Posted on 9 November 2017
The work was performed by Egli Prifti, who has focused on Simaku’s works as part of his doctoral programme.
Thomas Simaku wrote the following about this new work:
"A single note in the middle register (C-sharp, to be precise) opens up to form a chord of two major seconds a semitone apart. Through this process of multiplication, it gradually encompasses the total chromaticism; ie the same chord is presented in three different places. To put it the other way round, the chromatic spectrum here is made-up of just one specific chordal structure, which retains its identity in three different locations.
"Whilst these details are a small part of the pre-compositional work that deals with pitches and their role in the articulation of the macro-structure, the main idea for this piece is an extra-musical one: an imaginary ‘object’ that gradually reveals its three-dimensional quality. Sonic resonances are thus essential to the imagery of the music here, and the piano is the ideal instrument for it.

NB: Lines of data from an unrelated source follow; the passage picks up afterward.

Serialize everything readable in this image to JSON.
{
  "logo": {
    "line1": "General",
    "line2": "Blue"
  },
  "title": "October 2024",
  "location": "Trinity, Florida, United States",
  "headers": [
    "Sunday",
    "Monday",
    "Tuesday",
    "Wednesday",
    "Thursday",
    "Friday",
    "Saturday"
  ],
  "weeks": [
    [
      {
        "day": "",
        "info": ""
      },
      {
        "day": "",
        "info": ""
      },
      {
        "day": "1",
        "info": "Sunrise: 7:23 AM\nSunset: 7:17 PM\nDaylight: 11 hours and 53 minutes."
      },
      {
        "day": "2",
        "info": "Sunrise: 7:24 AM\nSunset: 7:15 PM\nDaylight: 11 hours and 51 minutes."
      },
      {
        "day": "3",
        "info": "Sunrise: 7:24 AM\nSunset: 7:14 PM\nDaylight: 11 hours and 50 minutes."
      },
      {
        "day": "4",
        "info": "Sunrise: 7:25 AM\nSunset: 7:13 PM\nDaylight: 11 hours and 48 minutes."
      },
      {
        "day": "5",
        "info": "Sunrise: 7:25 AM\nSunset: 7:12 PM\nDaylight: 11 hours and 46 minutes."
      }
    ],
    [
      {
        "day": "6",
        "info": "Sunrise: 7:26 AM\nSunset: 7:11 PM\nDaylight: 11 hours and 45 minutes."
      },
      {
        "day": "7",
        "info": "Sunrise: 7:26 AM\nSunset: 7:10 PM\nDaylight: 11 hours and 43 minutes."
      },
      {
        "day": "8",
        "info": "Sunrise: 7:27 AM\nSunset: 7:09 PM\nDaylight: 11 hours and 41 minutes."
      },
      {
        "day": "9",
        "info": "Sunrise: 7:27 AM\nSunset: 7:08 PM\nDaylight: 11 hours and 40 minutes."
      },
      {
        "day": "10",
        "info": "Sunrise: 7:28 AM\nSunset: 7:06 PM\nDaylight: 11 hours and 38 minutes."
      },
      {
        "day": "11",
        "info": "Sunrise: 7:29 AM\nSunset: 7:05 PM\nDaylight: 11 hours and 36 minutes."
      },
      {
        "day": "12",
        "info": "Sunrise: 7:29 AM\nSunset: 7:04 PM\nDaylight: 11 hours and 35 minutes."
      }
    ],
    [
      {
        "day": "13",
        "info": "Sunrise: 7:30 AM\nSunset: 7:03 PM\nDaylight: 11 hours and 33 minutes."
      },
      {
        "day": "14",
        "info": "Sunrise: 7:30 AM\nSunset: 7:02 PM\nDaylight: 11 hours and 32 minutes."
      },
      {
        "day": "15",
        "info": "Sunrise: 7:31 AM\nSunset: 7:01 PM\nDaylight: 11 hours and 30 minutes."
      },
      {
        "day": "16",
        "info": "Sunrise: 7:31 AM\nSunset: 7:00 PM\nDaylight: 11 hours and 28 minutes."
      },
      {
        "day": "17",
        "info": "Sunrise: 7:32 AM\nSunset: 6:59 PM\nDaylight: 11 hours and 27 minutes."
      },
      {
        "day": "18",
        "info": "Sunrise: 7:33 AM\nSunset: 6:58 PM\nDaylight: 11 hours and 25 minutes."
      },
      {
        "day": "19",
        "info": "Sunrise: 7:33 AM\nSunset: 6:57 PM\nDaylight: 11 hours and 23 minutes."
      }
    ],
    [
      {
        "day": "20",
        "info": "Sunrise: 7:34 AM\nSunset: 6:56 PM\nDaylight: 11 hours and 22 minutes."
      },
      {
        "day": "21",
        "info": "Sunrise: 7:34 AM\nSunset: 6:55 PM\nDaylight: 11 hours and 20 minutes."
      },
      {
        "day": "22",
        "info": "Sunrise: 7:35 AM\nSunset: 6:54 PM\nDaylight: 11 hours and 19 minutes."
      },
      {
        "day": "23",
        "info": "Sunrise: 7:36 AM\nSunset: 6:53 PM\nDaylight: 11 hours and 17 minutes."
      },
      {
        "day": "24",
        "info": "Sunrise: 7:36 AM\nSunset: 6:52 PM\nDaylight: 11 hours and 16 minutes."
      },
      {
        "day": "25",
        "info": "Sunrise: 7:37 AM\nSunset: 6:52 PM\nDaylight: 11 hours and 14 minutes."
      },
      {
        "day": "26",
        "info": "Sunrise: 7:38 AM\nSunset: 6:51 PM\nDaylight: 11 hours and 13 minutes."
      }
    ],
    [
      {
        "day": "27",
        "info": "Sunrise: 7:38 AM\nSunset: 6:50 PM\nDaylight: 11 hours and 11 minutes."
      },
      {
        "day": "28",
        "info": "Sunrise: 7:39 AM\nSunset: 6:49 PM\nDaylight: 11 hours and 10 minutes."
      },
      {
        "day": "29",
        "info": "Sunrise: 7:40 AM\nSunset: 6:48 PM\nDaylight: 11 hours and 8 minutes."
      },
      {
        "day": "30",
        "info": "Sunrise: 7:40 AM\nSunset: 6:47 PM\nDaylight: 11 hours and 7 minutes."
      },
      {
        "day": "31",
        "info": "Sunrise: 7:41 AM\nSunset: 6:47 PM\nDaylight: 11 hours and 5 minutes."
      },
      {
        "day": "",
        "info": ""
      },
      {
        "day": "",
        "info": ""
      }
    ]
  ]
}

"The chord formations mentioned above could well be described as three specific 'constellations' operating in their own time and space, and are presented in constant interaction with one another. During this interactive process, which occurs within a predominantly chromatic environment, wide spectra of harmonic colours, as well as nuances and gestures, including some massive chordal structures, are obtained. Metaphorically, but in no way programmatically, I have likened the main idea for this piece with that of a ray that stems from a sound-nucleus freely orbiting its 'lunar-like' sonic galaxy – hence the title raggio lunare."